For now, prospects for orchid conservation indicate that only natural geographic barriers exist in this territory, and these are present in specific locations with rocky massifs, which are found at the centre, north and south of the Patía Valley, showing suitability values of p=0.31; the dry canyons of Guáitara-Juanambú (p=0.32) are lower than our threshold but have steep slopes and altitudinal gradients that favour the conservation of these plants. The presence of the phorophytes preferred by orchids was recorded by our field team in these places between 500 and 1500 m; these include Erythrina poeppigiana (Walp.) O.F. Cook, Ficus obtusifolia Kunth, Samanea saman (Jacq.) Merr., Guapira costaricana (Standl.) Woodson, Inga spectabilis (Vahl) Willd., Psidium sartorianum (O. Berg) Nied., P. guajava L., Calliandra pittieri Standl., Crescentia cujete L., Guazuma ulmifolia Lam. and Eugenia sp. The 2013 Patía Expedition recorded the southernmost populations of Catasetum tabulare Lindl., which is endemic to Colombia, and the Cauca guan Penelope perspicax Bangs (Class Aves, Phylum Chordata), which had not been recorded for more than 25 years in the bioregion. This demonstrates the value of these areas for conservation purposes and lends sufficient weight for these sites to be proposed as bioclimatic niches of flora and fauna in the Patía bioregion.

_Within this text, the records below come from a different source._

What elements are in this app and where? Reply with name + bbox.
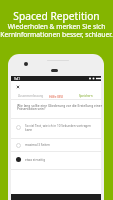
staticText: etwa einseitig xyxy=(25,158,46,162)
staticText: Speichern xyxy=(79,94,93,98)
staticText: maximal 3 Seiten xyxy=(25,143,50,147)
staticText: Wie lang sollte eine Gliederung vor die … xyxy=(17,103,103,111)
button[interactable]: etwa einseitig xyxy=(11,151,101,168)
button[interactable]: maximal 3 Seiten xyxy=(11,138,101,152)
button[interactable]: Close xyxy=(15,84,21,90)
button[interactable]: Speichern xyxy=(77,93,95,99)
staticText: 9:41 xyxy=(14,77,20,81)
staticText: So viel Text, wie ich in 10 Sekunden vor… xyxy=(25,124,91,132)
staticText: Spaced Repetition xyxy=(0,9,113,23)
staticText: Zusammenfassung xyxy=(18,94,44,98)
staticText: Wiederholen & merken Sie sich Kerninform… xyxy=(0,22,113,39)
button[interactable]: Hilfe (85) xyxy=(47,93,66,100)
button[interactable]: Zusammenfassung xyxy=(16,93,46,99)
staticText: Hilfe (85) xyxy=(49,94,64,99)
button[interactable]: So viel Text, wie ich in 10 Sekunden vor… xyxy=(11,118,101,137)
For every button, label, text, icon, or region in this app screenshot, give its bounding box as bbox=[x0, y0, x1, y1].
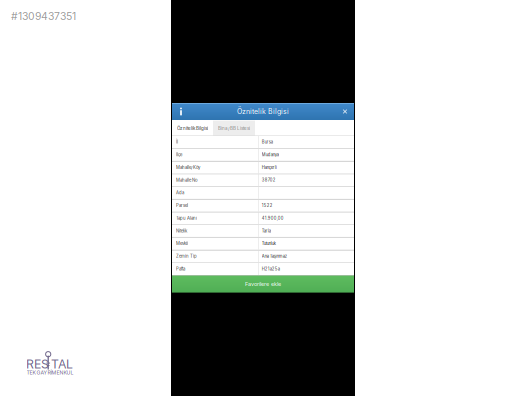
staticText: Pafta bbox=[176, 266, 185, 272]
button[interactable]: Close bbox=[336, 103, 354, 120]
button[interactable]: Öznitelik Bilgisi bbox=[172, 121, 213, 136]
staticText: Mahalle No bbox=[176, 178, 198, 183]
button[interactable]: Favorilere ekle bbox=[172, 276, 354, 293]
staticText: Mevkii bbox=[176, 241, 188, 246]
staticText: Nitelik bbox=[176, 228, 187, 234]
staticText: 41.900,00 bbox=[262, 216, 284, 221]
staticText: 1522 bbox=[262, 203, 273, 208]
staticText: Mudanya bbox=[262, 152, 279, 157]
staticText: Favorilere ekle bbox=[245, 281, 281, 287]
staticText: Mahalle/Köy bbox=[176, 165, 200, 170]
staticText: H21a25a bbox=[262, 266, 280, 271]
staticText: 38702 bbox=[262, 178, 276, 183]
staticText: Ada bbox=[176, 190, 184, 195]
staticText: Zemin Tip bbox=[176, 254, 197, 259]
staticText: RES TAL bbox=[26, 357, 73, 371]
staticText: İlçe bbox=[176, 152, 182, 157]
staticText: Öznitelik Bilgisi bbox=[177, 126, 208, 131]
button[interactable]: Info bbox=[172, 103, 190, 120]
staticText: Tarla bbox=[262, 228, 271, 233]
staticText: Tutunluk bbox=[262, 241, 276, 246]
staticText: Parsel bbox=[176, 203, 188, 208]
staticText: Bina/BB Listesi bbox=[218, 126, 250, 131]
staticText: Öznitelik Bilgisi bbox=[237, 107, 289, 116]
staticText: TEK GAYRİMENKUL bbox=[26, 369, 74, 376]
staticText: #1309437351 bbox=[11, 10, 76, 23]
staticText: Hançerli bbox=[262, 165, 277, 170]
staticText: Tapu Alanı bbox=[176, 216, 197, 221]
staticText: İl bbox=[176, 140, 178, 145]
button[interactable]: Bina/BB Listesi bbox=[213, 121, 255, 136]
staticText: Bursa bbox=[262, 140, 273, 144]
staticText: Ana Taşınmaz bbox=[262, 254, 287, 259]
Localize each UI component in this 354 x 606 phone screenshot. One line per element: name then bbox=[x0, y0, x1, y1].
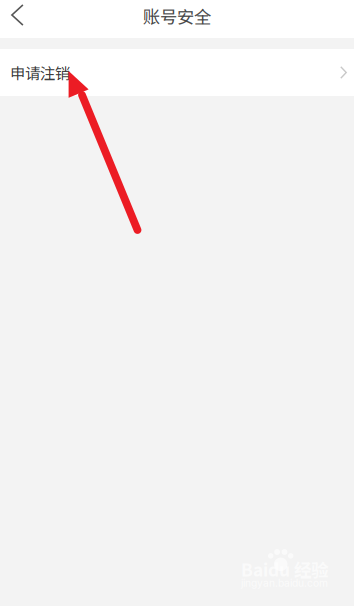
button[interactable]: Back bbox=[0, 0, 44, 34]
button[interactable]: 申请注销 bbox=[0, 49, 354, 96]
staticText: Baidu 经验 bbox=[241, 556, 328, 582]
staticText: 申请注销 bbox=[10, 61, 70, 84]
staticText: 账号安全 bbox=[143, 4, 211, 29]
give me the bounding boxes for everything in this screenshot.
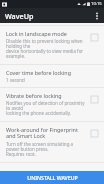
staticText: 10:15 xyxy=(91,1,102,7)
button[interactable]: Cover time before locking xyxy=(0,65,104,87)
button[interactable]: Unchecked, Vibrate before locking xyxy=(88,93,100,105)
button[interactable]: Unchecked, Lock in landscape mode xyxy=(88,31,100,43)
button[interactable]: UNINSTALL WAVEUP xyxy=(0,171,104,184)
staticText: 1 second xyxy=(6,77,25,83)
button[interactable]: Lock in landscape mode xyxy=(0,26,104,64)
staticText: Work-around for Fingerprint and Smart Lo… xyxy=(6,126,85,140)
staticText: Lock in landscape mode xyxy=(6,30,67,37)
button[interactable]: Unchecked, Work-around for Fingerprint a… xyxy=(88,127,100,139)
staticText: WaveUp xyxy=(5,11,34,21)
staticText: Turn off the screen simulating a power b… xyxy=(6,141,85,158)
button[interactable]: Work-around for Fingerprint and Smart Lo… xyxy=(0,122,104,162)
staticText: Notifies you of detection of proximity t… xyxy=(6,100,85,117)
staticText: UNINSTALL WAVEUP xyxy=(27,174,78,181)
staticText: Vibrate before locking xyxy=(6,92,62,99)
button[interactable]: Vibrate before locking xyxy=(0,88,104,121)
button[interactable]: More options xyxy=(90,8,104,23)
staticText: Disable this to prevent locking when hol… xyxy=(6,38,85,60)
staticText: Cover time before locking xyxy=(6,69,71,76)
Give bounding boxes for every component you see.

For the Santander bioregion, 8 basins with p>0.61 for the occurrence of bioclimatic niches were found. These niches showed proximity to 112 TDF polygons, 11 PA, no NRCS less than 23 km away and altitudinal ranges of 154-1798 m (see Table 4 and Appendix 3). The field team recorded phorophytes in the range of 730-1200 m, including Anacardium excelsum, Machaerium capote, Guarea guidonia, Psidium guajava L., Calliandra magdalenae (DC.) Benth., Clusia alata Planch. & Triana, Hura crepitans L., Crescentia cujete, Guazuma ulmifolia, Ficus insipida Willd. and Eugenia sp.; endemic orchid species of TDF such as Catasetum lucis P. Ortiz & G. Arango,Catasetum tricorne P. Ortiz and Phragmipedium manzurii W.E. Higgins & Viveros, (Martínez et al. 2015); and birds in the IUCN threatened category such as the Blue-billed Curassow Crax alberti Fraser (CR), Niceforo’s Wren Thryothorus nicefori Meyer de Schauensee (EN), and Chestnut-bellied Hummingbird Amazilia castaneiventris Gould (EN), among others (Donegan et al. 2010). The prospects for conservation of this bioregion are greater due to the existence of public protected areas, contiguity with more humid life zones (ex. Yariguíes National Park with continuous canopy at altitudes >1500 m) and TDF at intermediate altitudes, which increase the probability of their occurrence.

Discussion

Geographic gaps -. Large gaps of geographic information of these orchids are present in all areas of TDF in Colombia. The overlap in genera and species richness between the national listings (Pizano & García 2014) and the Cauca River Valley bioregion (Reina-Rodríguez et al. 2010) demonstrates that current knowledge is far from reality. The difficult logistics of collecting orchids, as well as omission by collectors who are not specialists in this group, have hindered their presence being recorded. While it is true that our data do not represent 100% of the orchids in the ecosystem, they do provide an estimate of the geographical gaps of these plants in TDF areas. There are 314 municipalities with influence in the TDF areas in Colombia. Our data for the 12 “core” species support the presence of these orchids in 118 municipalities (see Appendix 6). In other words, slightly more than half of the municipalities 196 (62,4%), do not have records, mainly the departments of Cesar, Bolívar, Atlántico, Nariño, Cauca, Caldas, Córdoba, Sucre, Huila and Cundinamarca, suggesting important geographical information gaps. Greater effort in rethinking national and regional strategies is needed to fill in these geographical gaps.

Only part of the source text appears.